Jessica Doyle felt much like many South Carolinians about Obamacare a few months ago.
At best, she was skeptical. At worst, she thought the federal health insurance plan a boondoggle.
But then she left her job as a bank teller for a spot at Little River Medical Center as a certified application counselor, drawn by the opportunity to learn and to help people.
“The only thing I knew was there was a new insurance [program] coming out, and my job would be helping people,” she said. “I was very surprised after learning about it.”
She became confident that the program was ready to go, would help a lot of people who are now uninsured, and switched her skeptic hat to that of a believer.
“I think it’s going to help people like the middle class,” she said.
Doyle, a Coastal Carolina University graduate who has been working on an online MBA from Charleston Southern University, is one of four certified application counselors at Little River Medical Center, where half of its 23,000 patients are uninsured.

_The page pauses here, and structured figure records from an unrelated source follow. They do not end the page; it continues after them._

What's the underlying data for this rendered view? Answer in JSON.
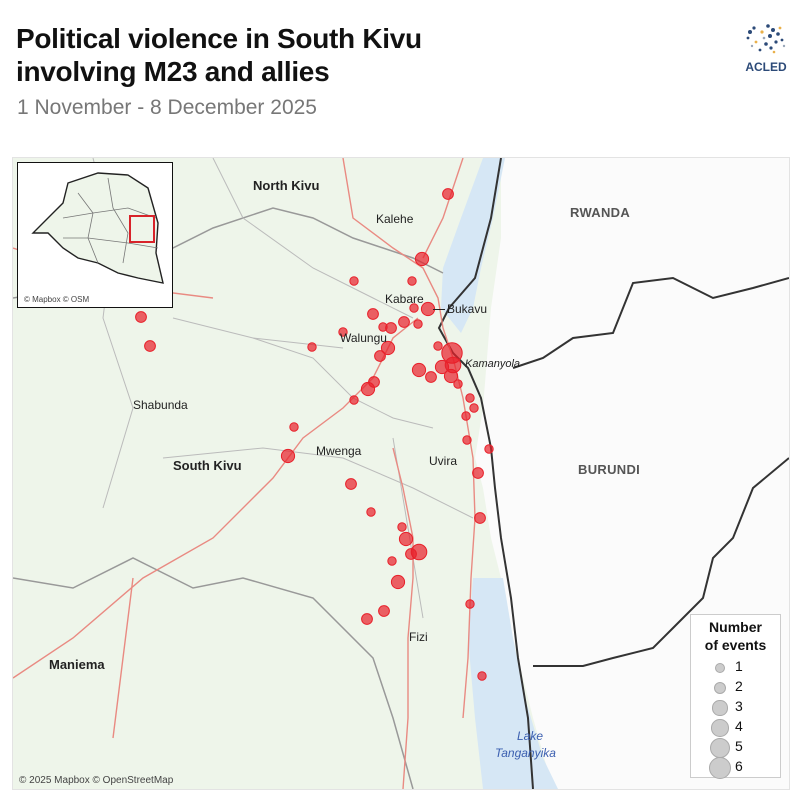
{
  "header": {
    "title_line1": "Political violence in South Kivu",
    "title_line2": "involving M23 and allies",
    "subtitle": "1 November - 8 December 2025",
    "logo_text": "ACLED"
  },
  "map": {
    "labels": {
      "north_kivu": "North Kivu",
      "kalehe": "Kalehe",
      "rwanda": "RWANDA",
      "kabare": "Kabare",
      "bukavu": "Bukavu",
      "walungu": "Walungu",
      "kamanyola": "Kamanyola",
      "shabunda": "Shabunda",
      "south_kivu": "South Kivu",
      "mwenga": "Mwenga",
      "uvira": "Uvira",
      "burundi": "BURUNDI",
      "fizi": "Fizi",
      "maniema": "Maniema",
      "lake_line1": "Lake",
      "lake_line2": "Tanganyika"
    },
    "attribution": "© 2025 Mapbox © OpenStreetMap",
    "inset_attribution": "© Mapbox © OSM",
    "marker_color": "#e8202a",
    "event_counts": [
      2,
      3,
      1,
      1,
      2,
      2,
      2,
      1,
      3,
      2,
      1,
      1,
      2,
      1,
      1,
      3,
      2,
      1,
      6,
      3,
      4,
      3,
      2,
      3,
      1,
      3,
      2,
      1,
      1,
      1,
      1,
      1,
      3,
      1,
      1,
      2,
      2,
      1,
      2,
      1,
      3,
      4,
      2,
      1,
      3,
      2,
      2,
      1,
      1
    ]
  },
  "legend": {
    "title_line1": "Number",
    "title_line2": "of events",
    "items": [
      "1",
      "2",
      "3",
      "4",
      "5",
      "6"
    ]
  }
}
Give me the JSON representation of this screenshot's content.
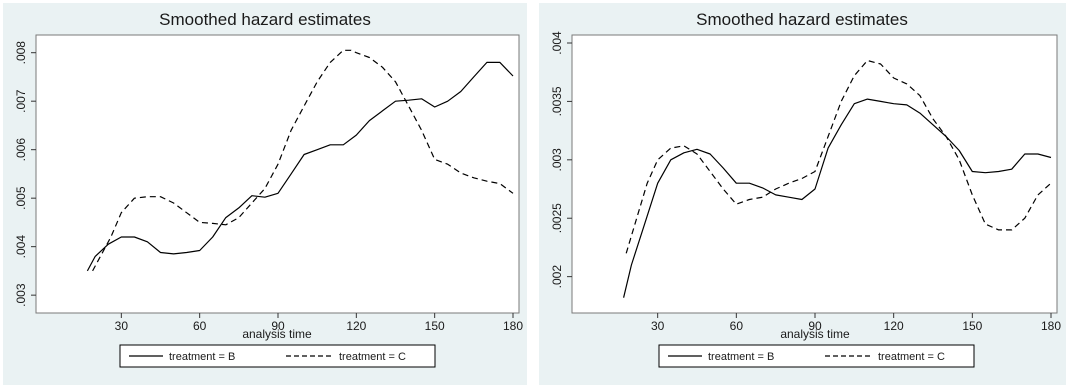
{
  "chart_data": [
    {
      "type": "line",
      "title": "Smoothed hazard estimates",
      "xlabel": "analysis time",
      "ylabel": "",
      "xlim": [
        0,
        180
      ],
      "ylim": [
        0.0029,
        0.0082
      ],
      "xticks": [
        "30",
        "60",
        "90",
        "120",
        "150",
        "180"
      ],
      "yticks": [
        ".003",
        ".004",
        ".005",
        ".006",
        ".007",
        ".008"
      ],
      "ytick_values": [
        0.003,
        0.004,
        0.005,
        0.006,
        0.007,
        0.008
      ],
      "grid": false,
      "legend": "bottom",
      "series": [
        {
          "name": "treatment = B",
          "style": "solid",
          "x": [
            17,
            20,
            25,
            30,
            35,
            40,
            45,
            50,
            55,
            60,
            65,
            70,
            75,
            80,
            85,
            90,
            95,
            100,
            105,
            110,
            115,
            120,
            125,
            130,
            135,
            140,
            145,
            150,
            155,
            160,
            165,
            170,
            175,
            180
          ],
          "y": [
            0.0035,
            0.0038,
            0.00405,
            0.0042,
            0.0042,
            0.0041,
            0.00388,
            0.00385,
            0.00388,
            0.00392,
            0.0042,
            0.0046,
            0.0048,
            0.00505,
            0.00502,
            0.0051,
            0.0055,
            0.0059,
            0.006,
            0.0061,
            0.0061,
            0.0063,
            0.0066,
            0.0068,
            0.007,
            0.00702,
            0.00705,
            0.00688,
            0.007,
            0.0072,
            0.0075,
            0.0078,
            0.0078,
            0.00752
          ]
        },
        {
          "name": "treatment = C",
          "style": "dashed",
          "x": [
            19,
            22,
            26,
            30,
            35,
            40,
            45,
            50,
            55,
            60,
            65,
            70,
            75,
            80,
            85,
            90,
            95,
            100,
            105,
            110,
            115,
            118,
            120,
            125,
            130,
            135,
            140,
            145,
            150,
            155,
            160,
            165,
            170,
            175,
            180
          ],
          "y": [
            0.0035,
            0.0038,
            0.0042,
            0.0047,
            0.005,
            0.00503,
            0.00503,
            0.0049,
            0.0047,
            0.0045,
            0.00448,
            0.00445,
            0.0046,
            0.0049,
            0.0052,
            0.0057,
            0.0064,
            0.0069,
            0.0074,
            0.0078,
            0.00805,
            0.00805,
            0.008,
            0.0079,
            0.0077,
            0.0074,
            0.0069,
            0.0064,
            0.0058,
            0.0057,
            0.00552,
            0.00542,
            0.00535,
            0.0053,
            0.0051
          ]
        }
      ]
    },
    {
      "type": "line",
      "title": "Smoothed hazard estimates",
      "xlabel": "analysis time",
      "ylabel": "",
      "xlim": [
        0,
        180
      ],
      "ylim": [
        0.0018,
        0.004
      ],
      "xticks": [
        "30",
        "60",
        "90",
        "120",
        "150",
        "180"
      ],
      "yticks": [
        ".002",
        ".0025",
        ".003",
        ".0035",
        ".004"
      ],
      "ytick_values": [
        0.002,
        0.0025,
        0.003,
        0.0035,
        0.004
      ],
      "grid": false,
      "legend": "bottom",
      "series": [
        {
          "name": "treatment = B",
          "style": "solid",
          "x": [
            17,
            20,
            25,
            30,
            35,
            40,
            45,
            50,
            55,
            60,
            65,
            70,
            75,
            80,
            85,
            90,
            95,
            100,
            105,
            110,
            115,
            120,
            125,
            130,
            135,
            140,
            145,
            150,
            155,
            160,
            165,
            170,
            175,
            180
          ],
          "y": [
            0.00182,
            0.0021,
            0.00245,
            0.0028,
            0.003,
            0.00306,
            0.00309,
            0.00305,
            0.00293,
            0.0028,
            0.0028,
            0.00276,
            0.0027,
            0.00268,
            0.00266,
            0.00275,
            0.0031,
            0.0033,
            0.00348,
            0.00352,
            0.0035,
            0.00348,
            0.00347,
            0.0034,
            0.0033,
            0.0032,
            0.00308,
            0.0029,
            0.00289,
            0.0029,
            0.00292,
            0.00305,
            0.00305,
            0.00302
          ]
        },
        {
          "name": "treatment = C",
          "style": "dashed",
          "x": [
            18,
            22,
            26,
            30,
            35,
            40,
            45,
            50,
            55,
            60,
            65,
            70,
            75,
            80,
            85,
            90,
            95,
            100,
            105,
            110,
            115,
            120,
            125,
            130,
            135,
            140,
            145,
            150,
            155,
            160,
            165,
            170,
            175,
            180
          ],
          "y": [
            0.0022,
            0.0025,
            0.0028,
            0.003,
            0.0031,
            0.00312,
            0.00305,
            0.0029,
            0.00275,
            0.00262,
            0.00266,
            0.00268,
            0.00275,
            0.0028,
            0.00284,
            0.0029,
            0.0032,
            0.0035,
            0.00372,
            0.00385,
            0.00382,
            0.0037,
            0.00365,
            0.00355,
            0.00335,
            0.0032,
            0.003,
            0.0027,
            0.00245,
            0.0024,
            0.0024,
            0.0025,
            0.0027,
            0.0028
          ]
        }
      ]
    }
  ]
}
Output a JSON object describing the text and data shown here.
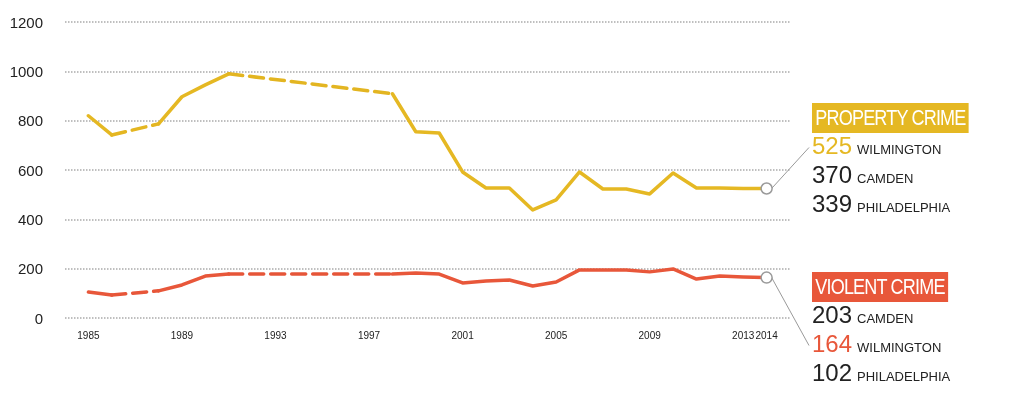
{
  "chart_data": {
    "type": "line",
    "x": [
      1985,
      1986,
      1987,
      1988,
      1989,
      1990,
      1991,
      1992,
      1993,
      1994,
      1995,
      1996,
      1997,
      1998,
      1999,
      2000,
      2001,
      2002,
      2003,
      2004,
      2005,
      2006,
      2007,
      2008,
      2009,
      2010,
      2011,
      2012,
      2013,
      2014
    ],
    "series": [
      {
        "name": "PROPERTY CRIME",
        "color": "#e5b823",
        "values": [
          820,
          742,
          null,
          787,
          897,
          945,
          990,
          null,
          null,
          null,
          null,
          null,
          null,
          909,
          755,
          750,
          592,
          527,
          527,
          438,
          479,
          592,
          523,
          523,
          503,
          588,
          527,
          527,
          525,
          525
        ]
      },
      {
        "color": "#e4b622",
        "line_style": "dashed",
        "x": [
          1986,
          1988
        ],
        "values": [
          742,
          787
        ]
      },
      {
        "color": "#e3b521",
        "line_style": "dashed",
        "x": [
          1991,
          1998
        ],
        "values": [
          990,
          909
        ]
      },
      {
        "name": "VIOLENT CRIME",
        "color": "#e8573a",
        "values": [
          105,
          93,
          null,
          110,
          134,
          170,
          178,
          null,
          null,
          null,
          null,
          null,
          null,
          178,
          182,
          178,
          142,
          150,
          154,
          130,
          146,
          195,
          195,
          195,
          187,
          199,
          158,
          170,
          166,
          164
        ]
      },
      {
        "color": "#e75639",
        "line_style": "dashed",
        "x": [
          1986,
          1988
        ],
        "values": [
          93,
          110
        ]
      },
      {
        "color": "#e65538",
        "line_style": "dashed",
        "x": [
          1991,
          1998
        ],
        "values": [
          178,
          178
        ]
      }
    ],
    "xlim": [
      1984,
      2015
    ],
    "xticks": [
      1985,
      1989,
      1993,
      1997,
      2001,
      2005,
      2009,
      2013,
      2014
    ],
    "ylim": [
      0,
      1200
    ],
    "yticks": [
      0,
      200,
      400,
      600,
      800,
      1000,
      1200
    ],
    "grid": "y",
    "line_style": "solid",
    "annotations": [
      {
        "text": "525 WILMINGTON",
        "x": 2014,
        "y": 525
      },
      "370 CAMDEN",
      "339 PHILADELPHIA",
      "203 CAMDEN",
      {
        "text": "164 WILMINGTON",
        "x": 2014,
        "y": 164
      },
      "102 PHILADELPHIA"
    ]
  }
}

The state got a federal grant to train 45 counselors at community health centers across the state, said Becky Fowler, spokeswoman for the S.C. Primary Health Care Association. The list includes counselors at Health Care Partners in Conway, but Fowler said she doesn’t know about others. She’s sure that some physicians offices and hospitals will also have people trained to help consumers through the process.
Most of the counselor training is online and the certification comes from the federal government after completing the online work, but the association also held sessions.
“We’re helping fill in the blanks around affordable health care,” Fowler said.
There are an estimated 700,000 to 800,000 South Carolinians who have no health insurance. Of that number, according to statistics from the S.C. Dept. of Health and Human Services, 169,000 are eligible for Medicaid.
The department plans an effort to reach out and sign up those who are eligible but have not applied.
The rest, though, will be working through the system online at healtcare.gov, where individual help is offered, or through counselors such as Doyle.
She said the Little River counselors have been contacting the practice’s uninsured patients and making appointments for in-person help sessions beginning Tuesday, the first day people can apply for health insurance through the Affordable Care Act.
“I was expecting a lot of people would be angry that we were calling them,” Doyle said. “But no, that wasn’t the case. They were excited to learn about it.”
She’s estimating each session will take about an hour.
Those who get insurance by Dec. 15 will be covered as of Jan. 1, but the initial sign-up period goes through the end of March. Those who apply later will have their coverage start later.
Doyle said she thinks people will begin to see that the national program isn’t so bad once it gets going and the news about it doesn’t seem totally negative.
In the meantime, she said, her friends have held onto their skeptic hats.
“I ask them not to pre-judge it,” she said, “but they don’t listen.”